Este testimonio sobre la gravedad de conservar el rencor es muy significativo. Por lo que se refiere a las palabras, nunca se dirá bastante acerca de cómo una palabra de crítica, una palabra malévola pueda realmente matar, y también cómo una buena palabra pueda curar.

- Entonces, María, ¿puedes decirnos quienes son los que tienen mayores posibilidades de ir directamente al Paraíso?

- Son aquellos que tienen un corazón bueno, un corazón bueno hacia todos. La caridad cubre una multitud de pecados.

- María, tú fuiste invitada, muchas veces, a sufrir por las almas del Purgatorio para liberarlas. ¡Puedes decirnos qué has vivido y probado en esos momentos!

- La primera vez un alma (era una mujer) me preguntó si quería sufrir tres horas, en mi cuerpo, por ella; y agregó que luego yo podría retomar mi trabajo. Yo me dije: "Si es sólo por tres horas, quiero aceptar". Esas tres horas me parecieron que durasen como tres días, tan terribles eran los sufrimientos. Pero, al final, miré el reloj y vi que habían pasado sólo tres horas. EI alma luego me dijo que, habiendo aceptado sufrir con amor esas tres horas, le había ahorrado veinte años de Purgatorio.

- María, ¿por qué, una vez llegados al Purgatorio, no se pueden adquirir méritos y, en cambio, mientras se está en la tierra siempre se los pueden adquirir?

- Porque en el momento de la muerte los méritos se terminan. Mientras uno vive en la tierra puede reparar el mal que ha cometido antes. Las almas del Purgatorio tienen una santa envidia por esta posibilidad nuestra. Hasta los Ángeles son celosos de nosotros, porque tenemos la posibilidad de "crecer" mientras estamos sobre la tierra. Pero muchas veces la aparición del sufrimiento en nuestra vida nos hace rebelar y tenemos dificultad en aceptarlo y vivirlo bien.

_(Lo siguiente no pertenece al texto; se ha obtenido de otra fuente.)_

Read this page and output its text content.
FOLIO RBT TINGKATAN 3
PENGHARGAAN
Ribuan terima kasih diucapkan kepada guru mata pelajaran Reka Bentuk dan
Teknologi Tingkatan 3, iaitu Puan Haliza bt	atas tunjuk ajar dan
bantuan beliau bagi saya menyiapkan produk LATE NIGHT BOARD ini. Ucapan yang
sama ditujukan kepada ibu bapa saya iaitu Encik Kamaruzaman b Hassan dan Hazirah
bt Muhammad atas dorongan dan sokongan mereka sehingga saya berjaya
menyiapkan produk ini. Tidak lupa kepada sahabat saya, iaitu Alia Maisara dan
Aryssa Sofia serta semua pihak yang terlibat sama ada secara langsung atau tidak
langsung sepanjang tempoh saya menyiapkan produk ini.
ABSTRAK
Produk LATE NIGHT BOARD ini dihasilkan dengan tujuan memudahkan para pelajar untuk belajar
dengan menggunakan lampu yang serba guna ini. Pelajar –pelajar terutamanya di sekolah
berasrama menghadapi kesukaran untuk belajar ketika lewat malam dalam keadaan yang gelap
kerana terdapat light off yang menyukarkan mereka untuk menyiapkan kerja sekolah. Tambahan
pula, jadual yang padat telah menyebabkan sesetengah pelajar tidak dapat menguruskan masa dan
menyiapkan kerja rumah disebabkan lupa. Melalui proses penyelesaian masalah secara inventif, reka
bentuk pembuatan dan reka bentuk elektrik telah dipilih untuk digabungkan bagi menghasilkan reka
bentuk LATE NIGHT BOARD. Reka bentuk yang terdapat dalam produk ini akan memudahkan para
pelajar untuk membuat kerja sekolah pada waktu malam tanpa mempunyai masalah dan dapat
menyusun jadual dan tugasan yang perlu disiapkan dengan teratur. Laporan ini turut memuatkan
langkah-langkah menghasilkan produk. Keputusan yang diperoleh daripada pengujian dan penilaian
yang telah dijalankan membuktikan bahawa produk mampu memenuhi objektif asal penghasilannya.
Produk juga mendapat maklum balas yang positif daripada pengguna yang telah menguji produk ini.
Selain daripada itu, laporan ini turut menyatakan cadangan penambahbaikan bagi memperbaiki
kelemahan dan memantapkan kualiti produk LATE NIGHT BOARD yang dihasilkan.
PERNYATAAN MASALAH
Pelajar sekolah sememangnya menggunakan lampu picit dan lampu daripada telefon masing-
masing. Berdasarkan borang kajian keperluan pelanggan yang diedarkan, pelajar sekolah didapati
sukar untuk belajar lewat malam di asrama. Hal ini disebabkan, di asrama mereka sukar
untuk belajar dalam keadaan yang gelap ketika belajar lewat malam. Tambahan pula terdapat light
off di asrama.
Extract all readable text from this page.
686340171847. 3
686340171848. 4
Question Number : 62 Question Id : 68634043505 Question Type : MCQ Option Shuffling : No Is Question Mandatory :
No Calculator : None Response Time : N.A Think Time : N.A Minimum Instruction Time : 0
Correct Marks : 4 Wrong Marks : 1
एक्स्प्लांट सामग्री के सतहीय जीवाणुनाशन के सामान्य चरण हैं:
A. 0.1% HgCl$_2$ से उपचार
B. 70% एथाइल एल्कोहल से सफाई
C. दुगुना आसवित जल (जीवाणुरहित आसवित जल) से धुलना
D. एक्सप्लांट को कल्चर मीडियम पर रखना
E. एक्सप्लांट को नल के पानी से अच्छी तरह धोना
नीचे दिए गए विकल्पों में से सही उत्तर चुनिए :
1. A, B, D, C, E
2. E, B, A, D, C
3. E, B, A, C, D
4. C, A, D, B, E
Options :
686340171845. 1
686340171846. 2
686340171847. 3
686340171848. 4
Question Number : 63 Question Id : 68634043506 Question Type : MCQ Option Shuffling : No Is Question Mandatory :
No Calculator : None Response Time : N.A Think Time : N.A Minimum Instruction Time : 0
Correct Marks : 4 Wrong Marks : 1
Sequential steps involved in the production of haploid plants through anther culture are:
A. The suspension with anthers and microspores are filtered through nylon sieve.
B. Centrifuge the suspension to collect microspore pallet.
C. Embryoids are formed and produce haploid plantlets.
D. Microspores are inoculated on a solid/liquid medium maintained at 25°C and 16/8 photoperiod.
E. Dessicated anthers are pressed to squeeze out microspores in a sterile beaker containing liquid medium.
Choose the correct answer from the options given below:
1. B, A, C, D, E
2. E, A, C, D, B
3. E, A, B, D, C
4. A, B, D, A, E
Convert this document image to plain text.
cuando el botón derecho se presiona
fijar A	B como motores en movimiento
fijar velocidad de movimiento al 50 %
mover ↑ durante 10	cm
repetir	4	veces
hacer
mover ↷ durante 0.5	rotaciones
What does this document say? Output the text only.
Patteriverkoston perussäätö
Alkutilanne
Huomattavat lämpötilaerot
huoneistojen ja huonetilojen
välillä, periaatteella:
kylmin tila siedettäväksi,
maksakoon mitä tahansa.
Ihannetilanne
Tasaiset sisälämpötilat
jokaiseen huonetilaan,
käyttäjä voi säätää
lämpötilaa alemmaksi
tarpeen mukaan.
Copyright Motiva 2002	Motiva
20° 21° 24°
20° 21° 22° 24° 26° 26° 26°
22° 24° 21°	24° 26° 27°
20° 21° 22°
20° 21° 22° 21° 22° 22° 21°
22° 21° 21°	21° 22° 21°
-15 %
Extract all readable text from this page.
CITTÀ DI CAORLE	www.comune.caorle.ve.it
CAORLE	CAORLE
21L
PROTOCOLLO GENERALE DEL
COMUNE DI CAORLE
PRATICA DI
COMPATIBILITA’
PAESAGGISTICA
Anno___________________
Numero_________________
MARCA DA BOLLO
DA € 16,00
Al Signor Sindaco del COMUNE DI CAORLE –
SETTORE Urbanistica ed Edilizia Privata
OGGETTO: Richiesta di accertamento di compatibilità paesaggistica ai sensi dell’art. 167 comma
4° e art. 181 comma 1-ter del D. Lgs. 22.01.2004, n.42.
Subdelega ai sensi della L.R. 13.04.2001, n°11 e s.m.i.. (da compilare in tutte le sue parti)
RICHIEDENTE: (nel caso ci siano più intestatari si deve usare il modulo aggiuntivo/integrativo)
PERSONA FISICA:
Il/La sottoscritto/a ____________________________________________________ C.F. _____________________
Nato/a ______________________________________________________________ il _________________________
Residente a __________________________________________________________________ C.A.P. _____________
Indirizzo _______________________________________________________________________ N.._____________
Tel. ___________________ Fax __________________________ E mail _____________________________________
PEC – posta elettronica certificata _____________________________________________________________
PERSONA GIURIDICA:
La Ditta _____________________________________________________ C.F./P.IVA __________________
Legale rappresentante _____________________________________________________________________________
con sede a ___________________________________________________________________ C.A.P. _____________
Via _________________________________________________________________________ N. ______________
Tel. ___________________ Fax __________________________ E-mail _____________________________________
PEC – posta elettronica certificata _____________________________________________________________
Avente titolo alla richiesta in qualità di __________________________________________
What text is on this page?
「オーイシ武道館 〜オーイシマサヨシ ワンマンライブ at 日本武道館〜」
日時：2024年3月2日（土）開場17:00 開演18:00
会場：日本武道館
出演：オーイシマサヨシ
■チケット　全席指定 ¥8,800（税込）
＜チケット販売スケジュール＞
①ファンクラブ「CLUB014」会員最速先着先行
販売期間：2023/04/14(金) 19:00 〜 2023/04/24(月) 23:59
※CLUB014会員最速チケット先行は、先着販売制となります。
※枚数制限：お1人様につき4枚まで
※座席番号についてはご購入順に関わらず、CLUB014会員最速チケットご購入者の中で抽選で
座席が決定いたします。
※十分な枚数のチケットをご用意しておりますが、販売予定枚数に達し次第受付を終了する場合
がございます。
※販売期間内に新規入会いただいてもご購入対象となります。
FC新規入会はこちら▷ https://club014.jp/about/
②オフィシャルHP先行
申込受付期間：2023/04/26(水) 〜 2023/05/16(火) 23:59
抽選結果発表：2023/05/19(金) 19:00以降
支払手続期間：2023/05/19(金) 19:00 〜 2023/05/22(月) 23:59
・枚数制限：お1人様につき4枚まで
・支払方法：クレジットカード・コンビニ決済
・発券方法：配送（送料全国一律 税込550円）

- Entonces, ¿cómo vivir el sufrimiento para que pueda dar frutos?

- Los sufrimientos son la prueba más grande del amor de Dios, y si se ofrecen bien, pueden ganar muchas almas.

- María, quisiera preguntarte en el momento de la muerte ¿se da un tiempo en el que el alma tiene la posibilidad de dirigirse a Dios antes de entrar en la eternidad, un tiempo, si se quiere, entre lo muerte aparente y la muerte real?

- Sí, el Señor da a cada alma algún instante para que se arrepienta de sus pecados y se decida si acepta o no acepta llegar a Dios. En ese breve tiempo se ve como en un fìlme la propia vida. Yo conocía a un hombre que creía en los preceptos de la Iglesia, pero no en la vida eterna; un día se enfermó gravemente y entró en coma. Entonces él se vio en una sala con una pizarra en la que estaban escritas todas sus acciones: tanto las buenas como las malas; luego la pizarra desapareció, también las paredes de aquella sala, y todo era infinitamente bello. Luego se despertó del coma y decidió cambiar de vida.

- María, ¿qué consejos darás a quien quisiera hacerse santo ya en esta tierra?

- Ser humildísimo. No debe ocuparse de sí mismo. Debe huir del orgullo, que es la trampa más peligrosa que tiende el Maligno.